Pauline Pearce, a local politician and activist who was known for berating looters during the 2011 London riots, described Charles as "a darling". Friends and family of Charles called for action to be taken against the officer involved, suggesting protests could take place otherwise. A friend of Charles told The Independent, "Rash was unarmed and he was not resisting arrest...I just don't understand the whole taking him down to the ground and choking him and handcuffing him" and accused police of abusing their authority. The Independent reported that "community anger over his death could spill over into violence".
More than 300 protesters attended a demonstration organised by 'Hackney Stand Up to Racism and Fascism' on Monday 24 July. The group stated they were "enormously concerned and angered" by Charles' death and cited both the Death of Edson Da Costa and of Rashan Charles as examples of "seemingly endless list of young black men dying at the hands of the authorities". The protest, a march from the shop where the altercation took place to Stoke Newington police station, was described as mostly peaceful, but several masked activists chanted "murderers" at police and hurled broken bottles.

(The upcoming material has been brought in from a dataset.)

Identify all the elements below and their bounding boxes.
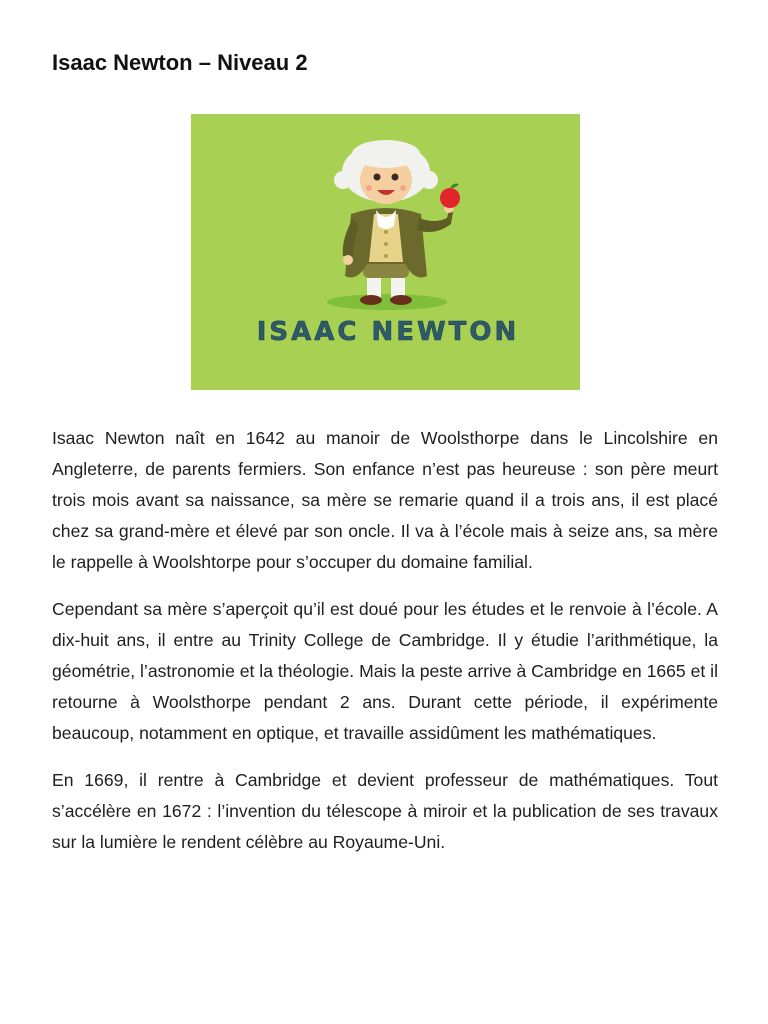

The Independent Police Complaints Commission (later renamed the Independent Office for Police Conduct in January 2018) started an investigation. The IPCC reported that the item Charles attempted to swallow contained a mixture of caffeine and Paracetamol (acetaminophen) wrapped in plastic. Although these are not illegal to possess in the UK, this combination of drugs has been used as "cutting" agents for Class A drugs.
The full inquest, was held in June 2018 in front of a coroner and jury. The police officers involved in the restraint and arrest of Charles that resulted in his death were given the right to remain anonymous.
On Wednesday 20 June 2018, the jury returned a verdict of accidental death. The jury concluded that the officers' use of force was justified and that Charles' death was a consequence of the package he had swallowed blocking his airway. While they concluded that the officers failed to follow protocol by not calling for an ambulance sooner, they argued that this would not have saved Charles' life. The verdict was criticized by at least one member of Charles' family.